Years ago, Japanese geologists wandered through North America’s outback, trying to identify to-die-for rare earth metal deposits; the car companies and manufacturers could see what was coming.

Today? Well, Japan is intent on working with the likes of Vietnam and, now, apparently, Kazakhstan.

The plan? Develop rare earth metals critical to electronics and automakers, in a bid to reduce dependence on China-sourced material, the Asahi Shimbum said this weekend.

Japan’s Trade Minister Yukio Edano will meet Kazakh government officials, including President Nursultan Nazarbayev, to sign the agreement in early May, making way for Sumitomo Corp, Japan Oil, Gas and Metals National Corp and Kazatoprom to partner in rare earth extraction, the paper said.


Definition of juxtaposition: to place or deal with close together for contrasting effect.

Months and months after what can only be described as a rare earths juggernaut, one that had shaken and stirred the Canadian stock markets, the Canadian Chamber of Commerce has leapt into action.

Enter a new report: “Canadian Rare Earth Deposits Can Offer a Substantial Competitive Advance.”

Here’s the funny bit: In a bid to turn back time, the press release announcing the report is misdated – Ottawa, April 26, 2011.

Definition of tragic irony: the full significance of a character’s words or actions are clear to the audience or reader although unknown to the character.

If this report had been released last April, the timing would have been closer to what some people describe as sublime.

A year later?

Molycorp and Neo Material Technologies.

Lynas and Malaysia (fingers crossed all)…

…. and then, of course, things like this cross the wires:

“Honda Announces World’s First Mass-Production REE Recycling Process.”

So then we hear this:

“Canada has 1.1 billion pounds of rare earths locked in black shale deposits (the Alberta Black Shale Project) worth an estimated $206 billion.
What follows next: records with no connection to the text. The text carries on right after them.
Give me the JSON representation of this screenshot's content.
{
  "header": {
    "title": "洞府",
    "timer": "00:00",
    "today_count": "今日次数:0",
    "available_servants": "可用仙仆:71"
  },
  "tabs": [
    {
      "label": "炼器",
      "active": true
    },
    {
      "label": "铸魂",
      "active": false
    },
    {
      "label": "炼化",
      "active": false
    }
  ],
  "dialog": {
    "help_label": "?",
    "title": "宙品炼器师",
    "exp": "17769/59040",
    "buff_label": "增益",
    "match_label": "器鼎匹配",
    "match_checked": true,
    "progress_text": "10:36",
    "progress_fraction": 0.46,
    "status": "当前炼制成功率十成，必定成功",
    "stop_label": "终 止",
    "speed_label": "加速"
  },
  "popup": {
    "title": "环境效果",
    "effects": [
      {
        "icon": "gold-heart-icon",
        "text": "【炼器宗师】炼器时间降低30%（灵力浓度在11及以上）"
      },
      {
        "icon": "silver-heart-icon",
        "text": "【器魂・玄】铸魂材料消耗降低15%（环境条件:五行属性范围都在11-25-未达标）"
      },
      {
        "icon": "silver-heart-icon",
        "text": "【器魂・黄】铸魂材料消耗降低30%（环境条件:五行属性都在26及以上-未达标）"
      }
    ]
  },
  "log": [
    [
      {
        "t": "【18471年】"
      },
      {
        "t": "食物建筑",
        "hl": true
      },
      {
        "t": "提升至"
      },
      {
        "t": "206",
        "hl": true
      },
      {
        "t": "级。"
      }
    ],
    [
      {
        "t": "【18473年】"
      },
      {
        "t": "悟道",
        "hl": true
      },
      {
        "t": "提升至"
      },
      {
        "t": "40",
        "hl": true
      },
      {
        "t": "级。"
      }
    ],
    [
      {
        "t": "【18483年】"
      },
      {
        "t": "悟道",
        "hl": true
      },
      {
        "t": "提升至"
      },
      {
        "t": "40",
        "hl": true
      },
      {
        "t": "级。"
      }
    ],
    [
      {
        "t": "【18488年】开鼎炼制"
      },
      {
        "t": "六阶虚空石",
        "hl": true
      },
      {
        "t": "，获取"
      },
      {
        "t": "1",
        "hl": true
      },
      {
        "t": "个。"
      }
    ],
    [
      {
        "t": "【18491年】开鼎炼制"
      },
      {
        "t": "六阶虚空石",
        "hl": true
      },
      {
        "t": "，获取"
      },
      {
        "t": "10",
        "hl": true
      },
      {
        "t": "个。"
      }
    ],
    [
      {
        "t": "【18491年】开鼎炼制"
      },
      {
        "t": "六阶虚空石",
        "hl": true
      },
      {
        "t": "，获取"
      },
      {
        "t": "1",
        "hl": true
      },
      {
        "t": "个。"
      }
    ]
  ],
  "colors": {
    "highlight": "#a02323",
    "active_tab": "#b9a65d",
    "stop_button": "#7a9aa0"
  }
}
In addition, several other Canadian mines across the country show great potential,” said Perrin Beatty, president and CEO of the Canadian Chamber of Commerce.

$206 billion.

Okay. Clearly, someone has a Texas Instruments calculator, one with the zero still working….

Let’s not put too fine a point on the issue, but the companies operating in Canada are living in one of those cheesy reality TV shows, something like Race to Ytterbium or Finding Neodymium.

There appears to be a disconnect between the likes of the Canadian Chamber of Commerce and rare earth companies looking at narrow windows of opportunity, in terms of financing, economically-sound off-take agreements and straight-forward timelines when it comes to permits, compliance, construction, drilling and shipping off the concentrate it’s able to glean from the ground.

The latter issue there being dependent, of course, on ability or inability when it comes to efficient metallurgy.

Something will have to give.


While some think Canada has a competitive advantage, there’s an argument out there that the competitive world is tumbling down all around what remains of a nascent industry in danger of being surpassed by countries that want it more.

Happy Chamber of Commerce reports are one thing. Government incentives and outright interest (think Quebec and its wonderfully ambitious albeit long-term Nord plan) are instrumental to success.

Without it?

Company boards, CEOs, shareholders should embrace what’s needed in a sector awash with trashed valuations: mergers and hard decisions about which projects should remain standing on a global stage.

Otherwise, stand back and applaud the efforts of countries like Vietnam and Kazakhstan.